«Архимед» Вовки Грушина | страница 63



- Мне некогда, - сказал он. - Я в галантерею иду.

- А чего тебе делать в галантерее? - спросил Дудкин.

- У мамы завтра день рождения, и мне надо ей подарок купить.

- А чего ты ей хочешь подарить?

- Пудреницу. За рубль пятнадцать. - Композитор разжал ладонь и показал несколько двугривенных и пятиалтынных.

- Тю-ю! «Пудреницу»! - передразнила Аглая и обратилась к Ласточкину: - Сень, а две маски можно сделать?

- Да хоть десять. Была бы форма.

И тут мы все накинулись на композитора. Мы хором кричали о том, что глупо покупать грошовую пудреницу, когда можно сделать маме ценнейший подарок: ведь гипсовую маску можно повесить на стенку, она провисит там десятки лет, и мама будет любоваться ею, когда ее сын станет совсем большим.

Это на Гошу подействовало. Он сдвинул капюшон и, подняв голову, посмотрел на нас. У него были черные, густые, как у взрослого, брови, и они все время шевелились, пока он раздумывал.

- А это долго? - спросил он наконец.

- Полчаса хватит, - ответил Сеня.

Композитор опять подвигал бровями.

- А со мной ничего не будет?

- Ну, чего с тобой может быть?! - воскликнул Антошка. - Полежишь чуток неподвижно - и готово!

Аглая добавила, что мы даже денег на гипс с Гоши не возьмем и он может купить на них, что ему вздумается.

Композитор наконец согласился. Магазин «Стройматериалы» помещался в нашем доме. Минут через десять мы вошли в квартиру Антона. Папа и мама его были на работе.

- Ну, Сень, руководи, - сказал Дудкин. - С чего начнем?

Ласточкин прижал широкий подбородок к груди, потеребил толстую нижнюю губу.

- Халат давай. Или фартук. Мне! - приказал он низким голосом.

Мы поняли, что на этот раз он собирается не только руководить. Мы не возражали. Уж очень это было необычное дело - отливать маску.

Антошка принес старый материнский халат, в котором он занимался фотографией. Ласточкин облачился в него и подпоясался матерчатым пояском. Халат был не белый, а пестрый, весь в каких-то пятнах, но Сеня все равно походил в нем на профессора, который готовится к операции.

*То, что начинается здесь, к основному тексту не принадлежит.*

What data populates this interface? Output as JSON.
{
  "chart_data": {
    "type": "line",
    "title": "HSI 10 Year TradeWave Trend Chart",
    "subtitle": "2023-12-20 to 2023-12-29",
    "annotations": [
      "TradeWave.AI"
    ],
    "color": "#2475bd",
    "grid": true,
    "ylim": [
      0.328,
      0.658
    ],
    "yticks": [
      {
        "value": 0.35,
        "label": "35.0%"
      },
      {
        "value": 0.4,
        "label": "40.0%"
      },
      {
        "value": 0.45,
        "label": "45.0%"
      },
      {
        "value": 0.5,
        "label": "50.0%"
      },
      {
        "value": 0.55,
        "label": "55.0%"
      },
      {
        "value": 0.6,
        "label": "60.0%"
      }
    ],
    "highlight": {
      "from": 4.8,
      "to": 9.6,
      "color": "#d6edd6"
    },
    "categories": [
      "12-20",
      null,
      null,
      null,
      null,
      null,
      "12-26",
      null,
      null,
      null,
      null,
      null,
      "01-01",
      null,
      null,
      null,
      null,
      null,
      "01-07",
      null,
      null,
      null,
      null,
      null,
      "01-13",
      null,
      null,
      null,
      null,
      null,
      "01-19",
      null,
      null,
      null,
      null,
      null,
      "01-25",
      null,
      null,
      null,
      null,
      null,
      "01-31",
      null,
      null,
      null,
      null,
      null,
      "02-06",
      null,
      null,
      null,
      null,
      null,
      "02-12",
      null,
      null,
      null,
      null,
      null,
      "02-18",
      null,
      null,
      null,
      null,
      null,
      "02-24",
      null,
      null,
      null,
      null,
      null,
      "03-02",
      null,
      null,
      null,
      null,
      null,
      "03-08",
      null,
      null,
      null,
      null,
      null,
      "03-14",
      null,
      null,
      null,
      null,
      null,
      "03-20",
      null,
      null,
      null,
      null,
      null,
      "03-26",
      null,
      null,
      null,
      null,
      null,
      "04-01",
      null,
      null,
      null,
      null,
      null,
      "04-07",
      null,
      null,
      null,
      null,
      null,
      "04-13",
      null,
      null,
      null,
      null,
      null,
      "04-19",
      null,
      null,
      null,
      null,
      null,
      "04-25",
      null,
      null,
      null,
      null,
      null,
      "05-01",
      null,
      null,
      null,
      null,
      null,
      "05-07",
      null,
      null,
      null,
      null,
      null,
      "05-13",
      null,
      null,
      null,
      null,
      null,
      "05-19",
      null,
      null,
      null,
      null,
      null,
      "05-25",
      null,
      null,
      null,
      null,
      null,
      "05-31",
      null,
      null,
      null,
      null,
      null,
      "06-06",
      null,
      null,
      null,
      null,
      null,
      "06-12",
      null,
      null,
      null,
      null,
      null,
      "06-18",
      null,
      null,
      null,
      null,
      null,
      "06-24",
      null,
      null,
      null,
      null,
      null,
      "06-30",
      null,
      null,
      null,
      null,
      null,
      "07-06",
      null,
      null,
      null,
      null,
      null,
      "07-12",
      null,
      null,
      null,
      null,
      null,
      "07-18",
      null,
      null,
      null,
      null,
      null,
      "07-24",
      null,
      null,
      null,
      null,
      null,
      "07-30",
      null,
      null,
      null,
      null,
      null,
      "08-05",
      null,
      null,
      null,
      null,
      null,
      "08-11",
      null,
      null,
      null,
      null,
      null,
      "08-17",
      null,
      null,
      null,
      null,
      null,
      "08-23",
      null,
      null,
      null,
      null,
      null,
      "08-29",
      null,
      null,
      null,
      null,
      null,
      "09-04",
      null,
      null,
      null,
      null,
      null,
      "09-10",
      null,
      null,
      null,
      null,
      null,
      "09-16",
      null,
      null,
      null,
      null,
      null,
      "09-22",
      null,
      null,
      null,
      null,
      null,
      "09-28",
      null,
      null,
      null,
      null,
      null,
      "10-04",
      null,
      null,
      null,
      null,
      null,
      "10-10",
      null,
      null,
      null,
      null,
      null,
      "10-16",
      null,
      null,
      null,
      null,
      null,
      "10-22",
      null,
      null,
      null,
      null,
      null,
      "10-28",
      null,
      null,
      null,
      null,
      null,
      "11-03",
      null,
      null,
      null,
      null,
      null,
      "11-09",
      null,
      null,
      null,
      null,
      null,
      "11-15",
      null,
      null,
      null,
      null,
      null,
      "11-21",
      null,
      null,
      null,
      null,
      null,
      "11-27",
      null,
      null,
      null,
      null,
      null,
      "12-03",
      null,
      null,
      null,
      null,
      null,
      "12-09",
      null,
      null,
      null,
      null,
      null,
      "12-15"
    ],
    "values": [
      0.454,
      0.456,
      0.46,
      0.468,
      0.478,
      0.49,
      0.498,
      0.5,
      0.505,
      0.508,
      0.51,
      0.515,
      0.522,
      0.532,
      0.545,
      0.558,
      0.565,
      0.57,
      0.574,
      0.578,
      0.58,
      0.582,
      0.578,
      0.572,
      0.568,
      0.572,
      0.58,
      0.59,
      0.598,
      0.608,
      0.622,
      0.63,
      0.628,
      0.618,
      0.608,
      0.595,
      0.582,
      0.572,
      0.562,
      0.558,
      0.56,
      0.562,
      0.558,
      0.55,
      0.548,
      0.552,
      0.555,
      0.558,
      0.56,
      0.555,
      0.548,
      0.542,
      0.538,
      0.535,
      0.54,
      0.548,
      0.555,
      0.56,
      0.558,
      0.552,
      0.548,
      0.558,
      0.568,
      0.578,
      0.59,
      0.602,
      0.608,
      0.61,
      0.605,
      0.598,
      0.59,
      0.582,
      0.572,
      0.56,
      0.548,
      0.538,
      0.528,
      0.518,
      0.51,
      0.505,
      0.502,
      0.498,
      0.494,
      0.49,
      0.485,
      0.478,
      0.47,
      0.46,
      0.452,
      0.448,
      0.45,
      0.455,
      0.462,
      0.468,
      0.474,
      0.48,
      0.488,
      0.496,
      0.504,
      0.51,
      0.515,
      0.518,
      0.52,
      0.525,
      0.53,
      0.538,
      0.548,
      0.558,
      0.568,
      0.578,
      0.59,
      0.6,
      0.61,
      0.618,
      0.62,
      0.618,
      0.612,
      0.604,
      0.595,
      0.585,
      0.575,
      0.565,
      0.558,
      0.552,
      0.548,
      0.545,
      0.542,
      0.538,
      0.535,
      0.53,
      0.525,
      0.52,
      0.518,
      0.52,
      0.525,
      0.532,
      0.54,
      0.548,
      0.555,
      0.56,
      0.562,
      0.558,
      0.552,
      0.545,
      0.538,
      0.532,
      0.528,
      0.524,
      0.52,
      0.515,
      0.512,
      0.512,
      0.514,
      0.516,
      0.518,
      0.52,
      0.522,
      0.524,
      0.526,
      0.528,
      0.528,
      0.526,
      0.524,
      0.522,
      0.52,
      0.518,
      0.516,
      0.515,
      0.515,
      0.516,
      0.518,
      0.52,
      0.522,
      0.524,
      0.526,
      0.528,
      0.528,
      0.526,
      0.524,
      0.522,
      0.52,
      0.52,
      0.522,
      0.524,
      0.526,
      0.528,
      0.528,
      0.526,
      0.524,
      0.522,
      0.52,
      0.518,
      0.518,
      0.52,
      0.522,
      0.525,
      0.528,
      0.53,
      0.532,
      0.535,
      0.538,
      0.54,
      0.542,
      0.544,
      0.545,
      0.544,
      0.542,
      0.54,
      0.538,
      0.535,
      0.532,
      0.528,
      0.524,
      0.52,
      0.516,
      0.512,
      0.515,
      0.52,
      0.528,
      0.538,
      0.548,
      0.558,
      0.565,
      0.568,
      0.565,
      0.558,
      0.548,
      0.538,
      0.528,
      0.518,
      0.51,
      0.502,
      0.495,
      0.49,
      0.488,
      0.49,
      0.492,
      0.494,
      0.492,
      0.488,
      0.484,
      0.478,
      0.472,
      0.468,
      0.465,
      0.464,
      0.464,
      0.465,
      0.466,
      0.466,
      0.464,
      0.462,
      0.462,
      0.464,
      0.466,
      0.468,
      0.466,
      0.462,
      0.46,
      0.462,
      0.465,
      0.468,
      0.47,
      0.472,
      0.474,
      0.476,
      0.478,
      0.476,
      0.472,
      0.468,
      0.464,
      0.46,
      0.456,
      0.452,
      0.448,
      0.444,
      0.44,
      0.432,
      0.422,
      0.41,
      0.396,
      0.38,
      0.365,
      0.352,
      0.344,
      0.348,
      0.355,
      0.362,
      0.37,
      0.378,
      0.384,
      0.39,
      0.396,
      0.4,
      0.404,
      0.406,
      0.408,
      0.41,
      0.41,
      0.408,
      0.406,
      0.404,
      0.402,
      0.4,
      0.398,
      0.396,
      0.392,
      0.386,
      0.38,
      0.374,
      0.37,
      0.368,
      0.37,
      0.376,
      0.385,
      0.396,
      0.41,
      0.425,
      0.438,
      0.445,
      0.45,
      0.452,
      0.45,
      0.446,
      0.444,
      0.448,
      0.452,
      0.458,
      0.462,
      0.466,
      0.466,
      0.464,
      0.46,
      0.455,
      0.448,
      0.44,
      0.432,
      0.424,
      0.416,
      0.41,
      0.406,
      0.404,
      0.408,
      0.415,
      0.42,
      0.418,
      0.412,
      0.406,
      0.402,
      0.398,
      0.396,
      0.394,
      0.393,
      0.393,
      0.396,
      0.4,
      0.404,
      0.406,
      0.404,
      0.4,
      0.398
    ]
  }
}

- Теперь чего? - спросил Антон.

Ласточкин велел нам устлать старыми газетами диван с высокой спинкой и пол возле него.

Мы быстро исполнили приказание и молча уставились на Сеню. Он кивнул на композитора.

- Кладите его!

- Давай, Гоша, ложись, - сказал Дудкин. - Пластом ложись, на спину.

Все это время композитор стоял поодаль, сдвинув ноги носками внутрь, склонив курчавую голову набок и ковыряя в носу. Вид у него был такой, словно все наши хлопоты его не касаются. Пошуршав газетами, он улегся на диван и принялся что-то разглядывать на потолке.